Compensating for Shortfalls
What is it about night time that seems to fuel the creative juices of the mind??? I hear people say "I'm a morning person. I do my most important work in the mornings!"
I just envy people who can "schedule" their productivity that well. I must be a very disorganized person! My mind works on whim - never predictably (except in its unpredictability). I do have an overriding writing goal and I am somewhat monomaniacal about it, but my "success???" toward that endeavor comes in time increments that are unbidden, unbridled, unscheduled and sometimes even most inopportune!
That is why I can be at my computer at four o'clock in the morning just as easily as at four in the afternoon.

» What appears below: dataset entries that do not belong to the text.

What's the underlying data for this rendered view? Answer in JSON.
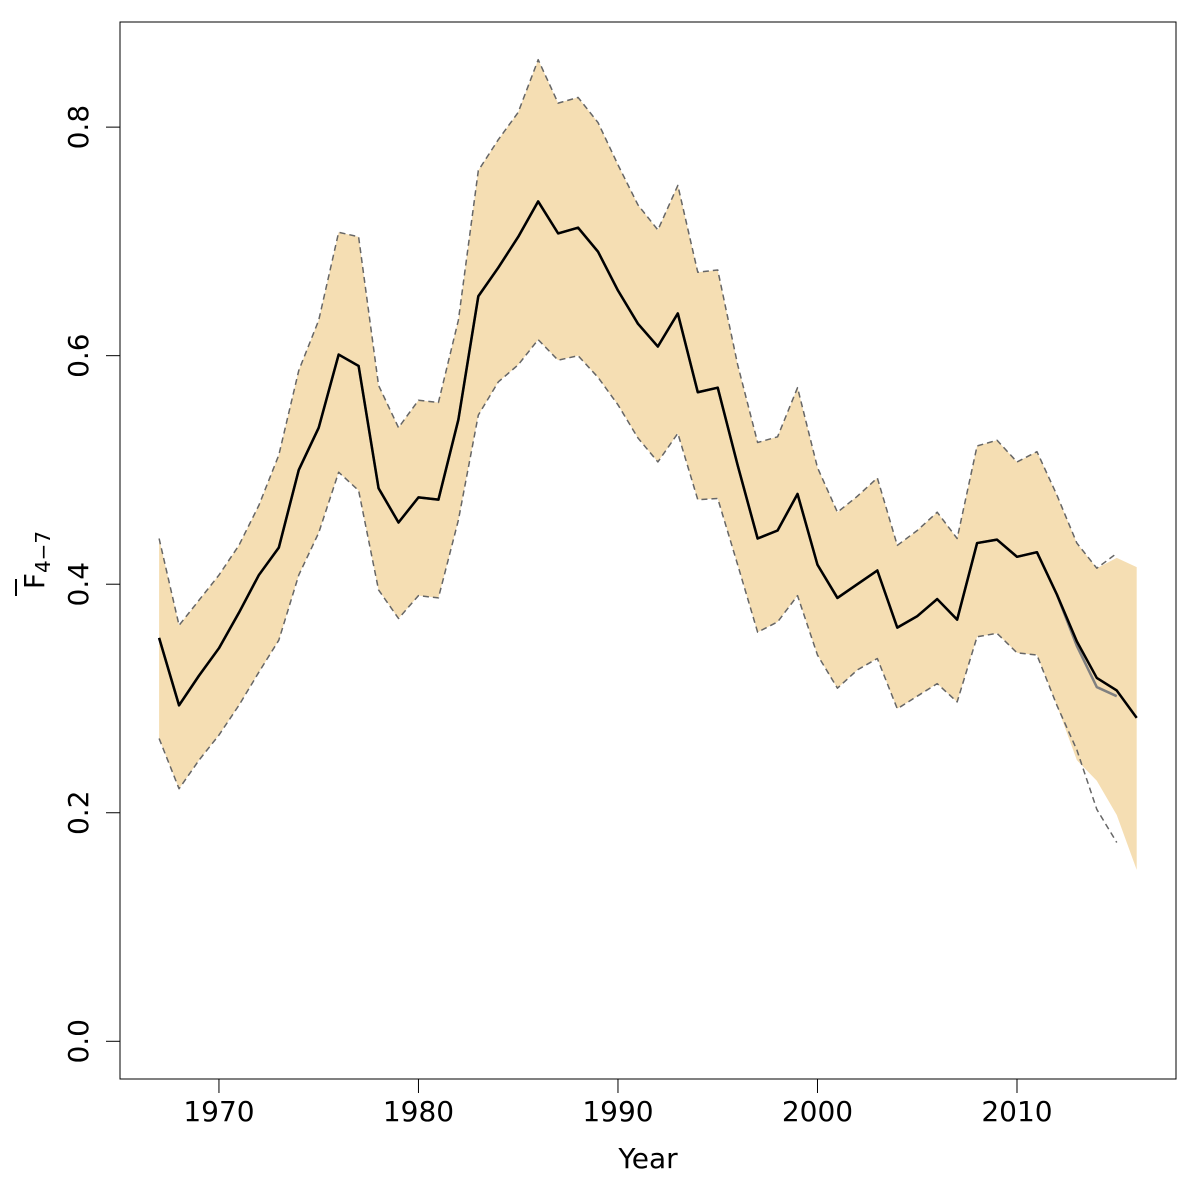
{
  "chart_data": {
    "type": "line",
    "xlabel": "Year",
    "ylabel": "F",
    "ylabel_subscript": "4−7",
    "xlim": [
      1965.04,
      2017.97
    ],
    "ylim": [
      -0.033,
      0.892
    ],
    "xticks": [
      1970,
      1980,
      1990,
      2000,
      2010
    ],
    "yticks": [
      {
        "value": 0,
        "label": "0.0"
      },
      0.2,
      0.4,
      0.6,
      0.8
    ],
    "x": [
      1967,
      1968,
      1969,
      1970,
      1971,
      1972,
      1973,
      1974,
      1975,
      1976,
      1977,
      1978,
      1979,
      1980,
      1981,
      1982,
      1983,
      1984,
      1985,
      1986,
      1987,
      1988,
      1989,
      1990,
      1991,
      1992,
      1993,
      1994,
      1995,
      1996,
      1997,
      1998,
      1999,
      2000,
      2001,
      2002,
      2003,
      2004,
      2005,
      2006,
      2007,
      2008,
      2009,
      2010,
      2011,
      2012,
      2013,
      2014,
      2015,
      2016
    ],
    "band": {
      "color": "#f5deb3",
      "upper": [
        0.44,
        0.364,
        0.386,
        0.408,
        0.434,
        0.469,
        0.513,
        0.587,
        0.631,
        0.708,
        0.704,
        0.574,
        0.537,
        0.561,
        0.559,
        0.631,
        0.762,
        0.789,
        0.813,
        0.859,
        0.821,
        0.826,
        0.804,
        0.767,
        0.732,
        0.71,
        0.749,
        0.673,
        0.675,
        0.592,
        0.524,
        0.529,
        0.572,
        0.502,
        0.463,
        0.477,
        0.493,
        0.434,
        0.447,
        0.463,
        0.44,
        0.521,
        0.526,
        0.507,
        0.516,
        0.478,
        0.436,
        0.414,
        0.423,
        0.415
      ],
      "lower": [
        0.265,
        0.221,
        0.246,
        0.268,
        0.294,
        0.323,
        0.351,
        0.408,
        0.445,
        0.498,
        0.482,
        0.395,
        0.37,
        0.39,
        0.388,
        0.456,
        0.548,
        0.577,
        0.592,
        0.614,
        0.596,
        0.6,
        0.581,
        0.557,
        0.528,
        0.507,
        0.532,
        0.474,
        0.475,
        0.417,
        0.358,
        0.367,
        0.39,
        0.338,
        0.309,
        0.325,
        0.335,
        0.291,
        0.302,
        0.313,
        0.297,
        0.354,
        0.357,
        0.34,
        0.338,
        0.294,
        0.246,
        0.228,
        0.198,
        0.15
      ]
    },
    "series": [
      {
        "color": "#666666",
        "dash": true,
        "values": [
          0.44,
          0.364,
          0.386,
          0.408,
          0.434,
          0.469,
          0.513,
          0.587,
          0.631,
          0.708,
          0.704,
          0.574,
          0.537,
          0.561,
          0.559,
          0.631,
          0.762,
          0.789,
          0.813,
          0.859,
          0.821,
          0.826,
          0.804,
          0.767,
          0.732,
          0.71,
          0.749,
          0.673,
          0.675,
          0.592,
          0.524,
          0.529,
          0.572,
          0.502,
          0.463,
          0.477,
          0.493,
          0.434,
          0.447,
          0.463,
          0.44,
          0.521,
          0.526,
          0.507,
          0.516,
          0.478,
          0.436,
          0.414,
          0.427,
          null
        ]
      },
      {
        "color": "#666666",
        "dash": true,
        "values": [
          0.265,
          0.221,
          0.246,
          0.268,
          0.294,
          0.323,
          0.351,
          0.408,
          0.445,
          0.498,
          0.482,
          0.395,
          0.37,
          0.39,
          0.388,
          0.456,
          0.548,
          0.577,
          0.592,
          0.614,
          0.596,
          0.6,
          0.581,
          0.557,
          0.528,
          0.507,
          0.532,
          0.474,
          0.475,
          0.417,
          0.358,
          0.367,
          0.39,
          0.338,
          0.309,
          0.325,
          0.335,
          0.291,
          0.302,
          0.313,
          0.297,
          0.354,
          0.357,
          0.34,
          0.338,
          0.294,
          0.255,
          0.203,
          0.174,
          null
        ]
      },
      {
        "color": "#808080",
        "width": 2.5,
        "values": [
          0.353,
          0.294,
          0.32,
          0.344,
          0.375,
          0.408,
          0.432,
          0.5,
          0.537,
          0.601,
          0.591,
          0.484,
          0.454,
          0.476,
          0.474,
          0.544,
          0.652,
          0.677,
          0.704,
          0.735,
          0.707,
          0.712,
          0.691,
          0.657,
          0.628,
          0.608,
          0.637,
          0.568,
          0.572,
          0.504,
          0.44,
          0.447,
          0.479,
          0.417,
          0.388,
          0.4,
          0.412,
          0.362,
          0.372,
          0.387,
          0.369,
          0.436,
          0.439,
          0.424,
          0.428,
          0.391,
          0.346,
          0.31,
          0.302,
          null
        ]
      },
      {
        "color": "#000000",
        "width": 2.5,
        "values": [
          0.353,
          0.294,
          0.32,
          0.344,
          0.375,
          0.408,
          0.432,
          0.5,
          0.537,
          0.601,
          0.591,
          0.484,
          0.454,
          0.476,
          0.474,
          0.544,
          0.652,
          0.677,
          0.704,
          0.735,
          0.707,
          0.712,
          0.691,
          0.657,
          0.628,
          0.608,
          0.637,
          0.568,
          0.572,
          0.504,
          0.44,
          0.447,
          0.479,
          0.417,
          0.388,
          0.4,
          0.412,
          0.362,
          0.372,
          0.387,
          0.369,
          0.436,
          0.439,
          0.424,
          0.428,
          0.391,
          0.35,
          0.318,
          0.307,
          0.283
        ]
      }
    ]
  }
}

All too often, sleep seems like a waste of time - particularly when the brain is still spinning and flinging ideas out in all directions. If I don't net them immediately, they fly out into the great beyond and are forever lost.
To overcome that problem, I used to keep a pen and a writing tablet on my bedstand, right under the lamp, to record fleeting ideas that merited preservation. Now, I have a voice-activated little tape recorder beside my pillow. (You do what you have to do to compensate for shortfalls!) They say that when one part of you fails to work, other parts have to step in and fill the void.
Sleep time is negotiable, particularly when you are retired, but even retirees need to recognize its value!